Baca juga: Panggilan Buku dan Daya Magis Membaca
Dalam berita, memuat foto delapan siswa bersama ibu guru sedang menjalani diskusi dengan membawa buku di taman depan perpustakaan. Kehadiran buku dalam perpustakaan terwakilkan melalui adegan berfoto guru bersama murid sebagai menu ajakan membaca di perpustakaan tersebut. Berfoto dengan berbuku cukup untuk mempromosikan letak strategis perpustakaan Boyolali yang berpindah di pusat kota dengan berbagai kecanggihan teknologis.
Kecanggihan Teknologi
Kini dunia perpustakaan bisa bermakna teknologi. Sebab fasilitas dan sarana penunjang pembaca terus berkembang. Bukti Kecangihan itu bisa kita rasakan ketika mencari buku tak lagi menggunakan sepasang mata, melainkan cukup “klik dengan komputer” mampu melihat letak buku dengan begitu cepat. Buku dipertemukan dengan pembaca. Kita tak akan lagi meyakini menggunakan sepasang mata serta perasa sentuhan tangan dengan buku. Hingga saat perjumpa dengan buku mampu tergantikan.

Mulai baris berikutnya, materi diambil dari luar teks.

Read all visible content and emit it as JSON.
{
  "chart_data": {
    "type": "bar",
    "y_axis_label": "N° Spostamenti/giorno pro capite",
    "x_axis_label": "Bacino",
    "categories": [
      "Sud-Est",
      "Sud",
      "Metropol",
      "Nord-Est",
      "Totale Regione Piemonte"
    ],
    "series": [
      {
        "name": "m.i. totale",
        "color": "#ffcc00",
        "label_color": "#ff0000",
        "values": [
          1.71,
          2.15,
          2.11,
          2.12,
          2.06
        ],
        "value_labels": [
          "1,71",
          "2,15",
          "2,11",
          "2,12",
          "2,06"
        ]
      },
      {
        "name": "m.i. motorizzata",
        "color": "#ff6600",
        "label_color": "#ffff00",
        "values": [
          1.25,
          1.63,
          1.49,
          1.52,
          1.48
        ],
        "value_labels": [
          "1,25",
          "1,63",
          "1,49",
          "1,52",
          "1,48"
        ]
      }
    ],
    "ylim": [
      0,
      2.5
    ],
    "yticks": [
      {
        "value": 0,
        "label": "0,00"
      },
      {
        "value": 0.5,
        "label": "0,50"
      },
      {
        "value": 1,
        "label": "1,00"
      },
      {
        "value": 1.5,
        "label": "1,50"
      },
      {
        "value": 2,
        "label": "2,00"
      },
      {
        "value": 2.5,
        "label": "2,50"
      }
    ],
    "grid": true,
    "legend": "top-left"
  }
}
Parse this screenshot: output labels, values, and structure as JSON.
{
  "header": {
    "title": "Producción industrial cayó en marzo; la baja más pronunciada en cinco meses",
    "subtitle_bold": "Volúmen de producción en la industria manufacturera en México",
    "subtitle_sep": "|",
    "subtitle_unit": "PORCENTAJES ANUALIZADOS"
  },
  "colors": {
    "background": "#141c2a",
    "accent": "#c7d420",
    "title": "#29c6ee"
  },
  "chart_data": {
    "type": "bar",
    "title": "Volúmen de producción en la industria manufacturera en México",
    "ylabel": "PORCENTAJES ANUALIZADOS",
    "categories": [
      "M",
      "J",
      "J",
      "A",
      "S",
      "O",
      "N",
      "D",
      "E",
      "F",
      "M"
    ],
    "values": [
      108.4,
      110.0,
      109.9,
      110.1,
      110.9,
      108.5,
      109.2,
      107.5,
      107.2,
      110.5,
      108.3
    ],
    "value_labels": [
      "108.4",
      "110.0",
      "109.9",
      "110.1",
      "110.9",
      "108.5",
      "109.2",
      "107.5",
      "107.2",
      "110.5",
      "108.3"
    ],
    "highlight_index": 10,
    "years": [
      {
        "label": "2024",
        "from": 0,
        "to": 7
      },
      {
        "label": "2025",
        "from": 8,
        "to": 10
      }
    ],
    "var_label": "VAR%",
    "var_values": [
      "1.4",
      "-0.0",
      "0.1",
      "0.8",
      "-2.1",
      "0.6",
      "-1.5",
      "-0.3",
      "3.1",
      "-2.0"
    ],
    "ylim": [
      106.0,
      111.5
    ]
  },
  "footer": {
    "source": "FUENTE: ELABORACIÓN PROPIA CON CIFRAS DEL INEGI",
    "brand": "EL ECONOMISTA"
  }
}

Perjumpaan berbuku melalui sentuhan tangan bisa kita rasakan lewat buku Muhammad Husnil berjudul Melunasi Janji Kemerdekaan Biografi Anies Rasyid Baswedan (2014 : 63). Saat menginjak kelas 3 Sekolah Dasar (SD) selepas pulang sekolah, Anies rela menempuh perjalanan kurang lebih 3 km dengan bersepeda. Kegigihan untuk sampai menuju perpustakaan Kedaulatan Rakyat di jalan Pangeran Mangkubumi membutuhkan waktu cukup lama. Sesampainya di perpustakaan, ia lekas mencari buku lalu membaca dan tak menyia-yiakan waktu membaca buku. Perjalanannya tak membuatnya letih, saat sesampainya di perpustakaan ia merasa terobati dengan membaca dan meminjam buku.
Anies memang seorang pembaca, sejak kecil ia sudah memahap berbagai buku apa saja. mulai komik, cerita anak, biografi, motivasi atau psikologi terapan. Berbagai bacaan yang mempengaruhi pola pikirnya lateral Thinking karya Edward De Bono, seorang psikolog asal Inggris (halaman 64). Berbuku menjadi kebutuhan ragawi Anies ketika menjadi siswa hingga mahasiswa.
Baca juga: Membaca Buku Sebelum Tidur
Perpustakaan tak melulu mempersoalkan penghargaan. Perpustakaan tanpa penghargaan juga bisa kita rasakan pasca Orde Baru melalui buku garapan Mujito berjudul Mobil Biru Yang Selalu Kutunggu (1995). Buku bertanda “Milik Negara Tidak Diperdagangkan” mengisahkan perpustakaan keliling melalui mobil biru yang selalu di tunggu oleh masyarakat kampung. Anak kecil serta orang dewasa berbondong-bondong lekas hadir saat suara mobil biru yang membawa segudang buku bersuara.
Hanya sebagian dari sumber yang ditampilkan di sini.